Но если бы даже он сказал это, что с того? Мало ли что в книжках пишут! Сам-то он кто, тихоня несчастный? Вот и ходит как-то странно, черепашкой... Но никого ни о чем не просит, не заискивает, это верно. Стоит и смотрит, как другие играют, а самому до чертиков хочется. Ладно, позвали. Вышел на лед, взял клюшку, размахнулся... Ну, это надо было видеть. Стыд, одним словом.
Он мечтал о друзьях, а в нем не нуждались. Он думал об этом, возвращаясь вечерами из музыкальной школы и слыша сухой треск хоккейных клюшек в глубине гулких каменных дворов. В такие вечера сразу после чая он уходил к себе в комнату, доставал из чехла смычок и виолончель, упирался шпилем в пол и начинал настраивать инструмент — сосредоточенный, бледный, с закушенной губой...
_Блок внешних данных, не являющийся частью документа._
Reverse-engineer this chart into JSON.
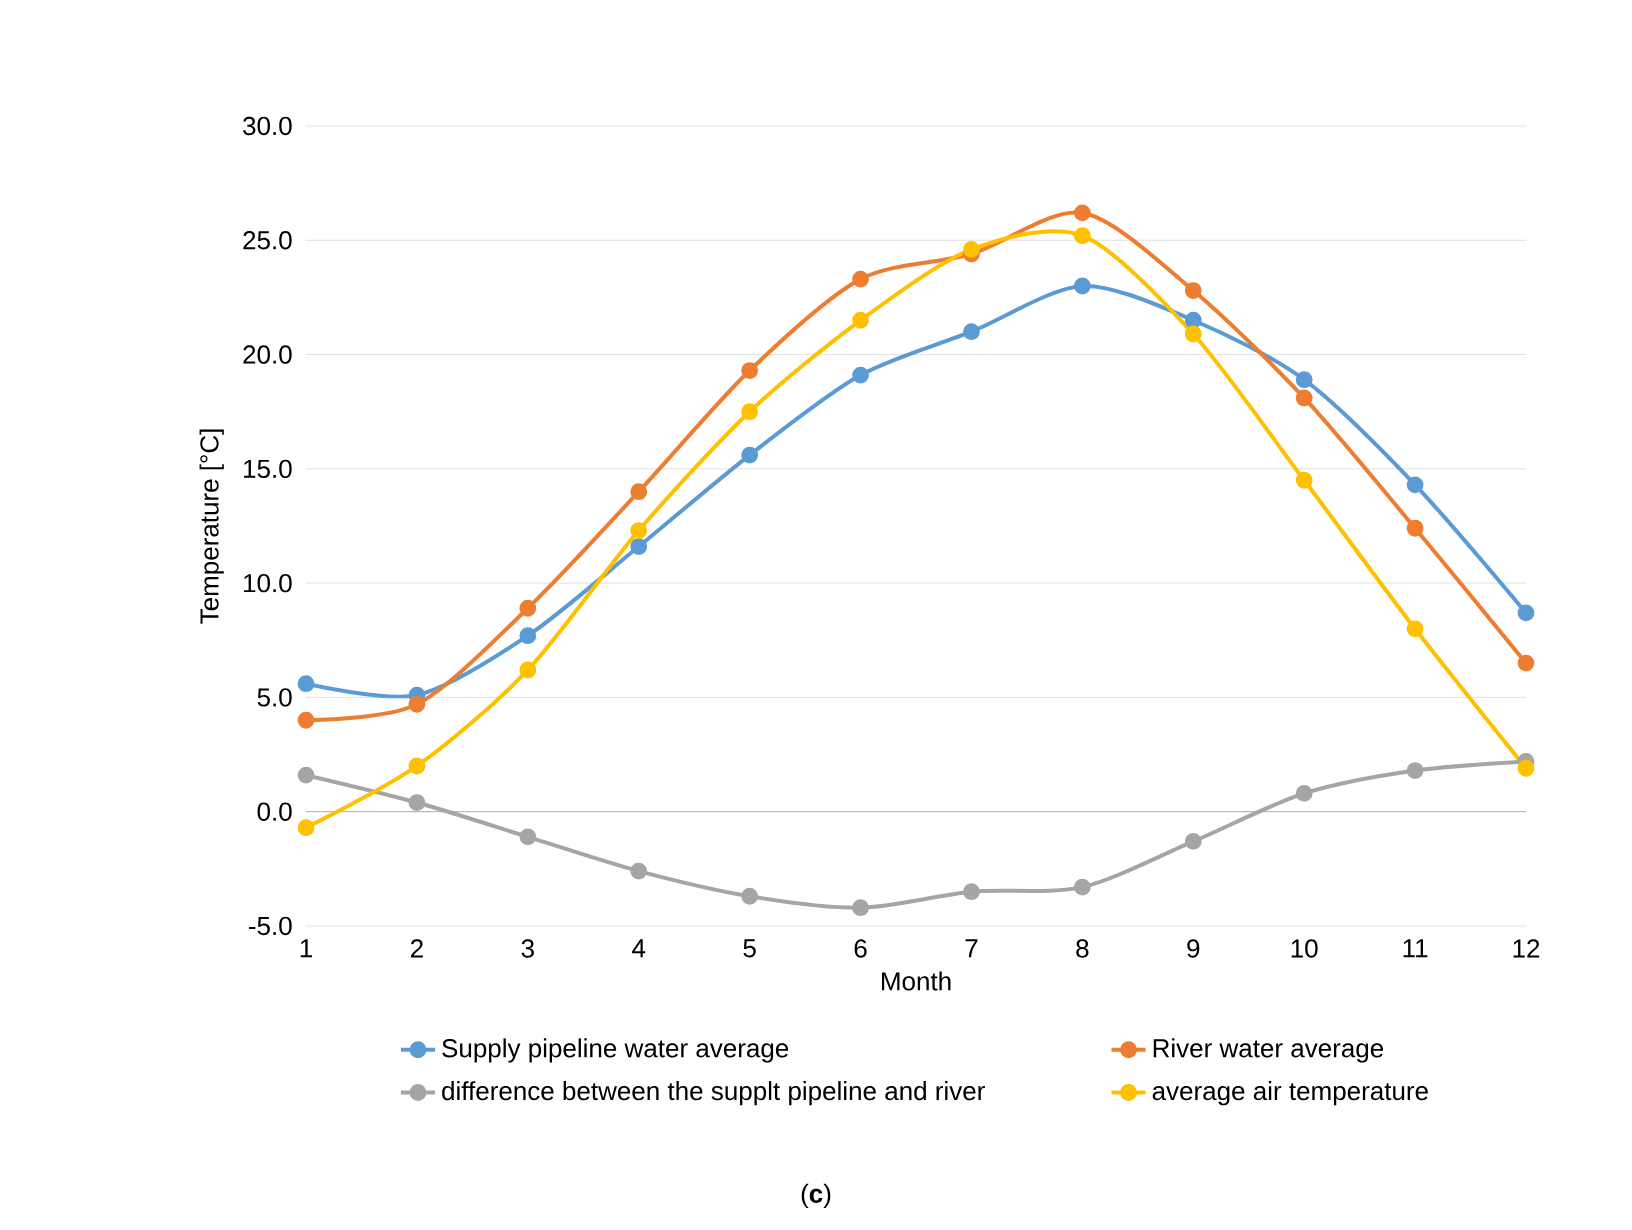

Школьный учитель забыт, забыты обиды, все прощены... Увечный воин, он возвращается домой: сабельный шрам, седина, пустой рукав. Чуть слышно играет музыка.
...Тяжелыми шагами он меряет каюту затертого во льдах корабля. Потрескивает фитиль лампы с тюленьим жиром. Сухари и пеммикан на исходе, цинга косит людей... Он должен что-то предпринять.
...Душной южной ночью, в какой-то безымянной балке на краю Гуляй-Поля, он валяется в сыпняке и сквозь забытье слышит, как бьет во тьму пулемет...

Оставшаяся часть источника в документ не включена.